There are snippets of genuinely jubilant compositions, such as ‘Dusty Fruit’, a song that masterfully blends African drum rhythms and electronics with absolutely superb results. ‘Cranberry’ gains danceable momentum again via a massive dropping African beat and an oddly placed rave synth toward the latter half of the song. Think Panda Bear’s ‘Comfy in Nautica’, but faster and with an odd synth tacked onto the end. This then leads into ‘Closet Astronomer’, indicative of an ability to construct multi-layered, capacious and dream-like realms of sound one can quite comfortably get lost in.
Elsewhere it’s often claustrophobic production that fails in allowing many of the tracks the air necessary to really climb. The vocals are drowned in reverb and muddy amongst two-dimensional layering. Adding to these inaccessible vocals, tracks such as ‘Cinco’, ‘Haunted House’, ‘How Kids Fail’ and ‘Two Humans’ seem deliriously unfocussed, becoming a racket of ever changing drum patterns, awful choral synths and generally unsettled composition. It becomes a merry-go-round one would rather get off.
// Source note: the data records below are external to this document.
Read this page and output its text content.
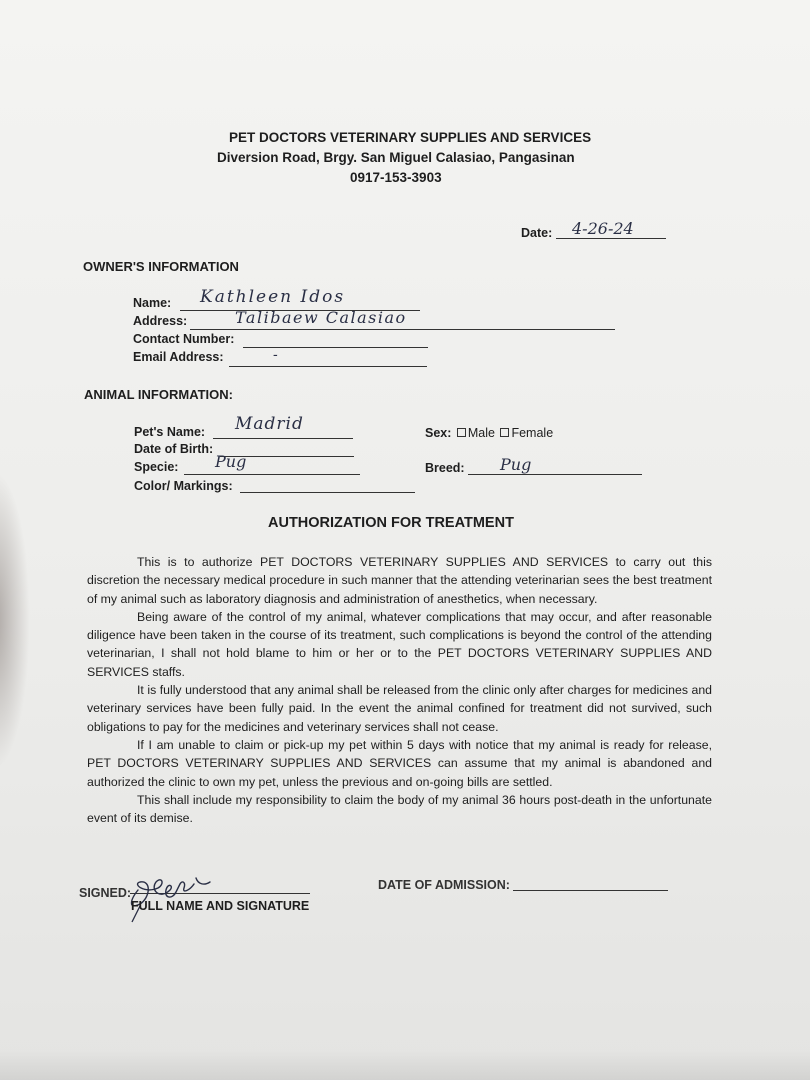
PET DOCTORS VETERINARY SUPPLIES AND SERVICES
Diversion Road, Brgy. San Miguel Calasiao, Pangasinan
0917-153-3903
Date: 4-26-24
OWNER'S INFORMATION
Name: Kathleen Idos
Address:	Talibaew Calasiao
Contact Number:
Email Address:	-
ANIMAL INFORMATION:
Pet's Name: Madrid
Date of Birth:
Specie: Pug
Color/ Markings:
Sex: Male Female
Breed: Pug
AUTHORIZATION FOR TREATMENT

This is to authorize PET DOCTORS VETERINARY SUPPLIES AND SERVICES to carry out this discretion the necessary medical procedure in such manner that the attending veterinarian sees the best treatment of my animal such as laboratory diagnosis and administration of anesthetics, when necessary.

Being aware of the control of my animal, whatever complications that may occur, and after reasonable diligence have been taken in the course of its treatment, such complications is beyond the control of the attending veterinarian, I shall not hold blame to him or her or to the PET DOCTORS VETERINARY SUPPLIES AND SERVICES staffs.

It is fully understood that any animal shall be released from the clinic only after charges for medicines and veterinary services have been fully paid. In the event the animal confined for treatment did not survived, such obligations to pay for the medicines and veterinary services shall not cease.

If I am unable to claim or pick-up my pet within 5 days with notice that my animal is ready for release, PET DOCTORS VETERINARY SUPPLIES AND SERVICES can assume that my animal is abandoned and authorized the clinic to own my pet, unless the previous and on-going bills are settled.

This shall include my responsibility to claim the body of my animal 36 hours post-death in the unfortunate event of its demise.

SIGNED:
FULL NAME AND SIGNATURE
DATE OF ADMISSION:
Too often the tracks are restless and whimsical to the point of drunken tedium, while continually failing to build to something worthwhile.
Where care free harmonies, quirky instrumentation and beguiling melodies once marked Ruby Suns as a band worth keeping tabs on, Fight Softly sees them progress into abstract and self indulgent territories. Organic and buoyant songs are replaced with electronic and often impenetrable ones, devoid of any instruments other than looping samples and synths. Leaving you with an overwhelmingly nonplussed feeling, it’s difficult to gauge whether this will be an album you’ll want to return to.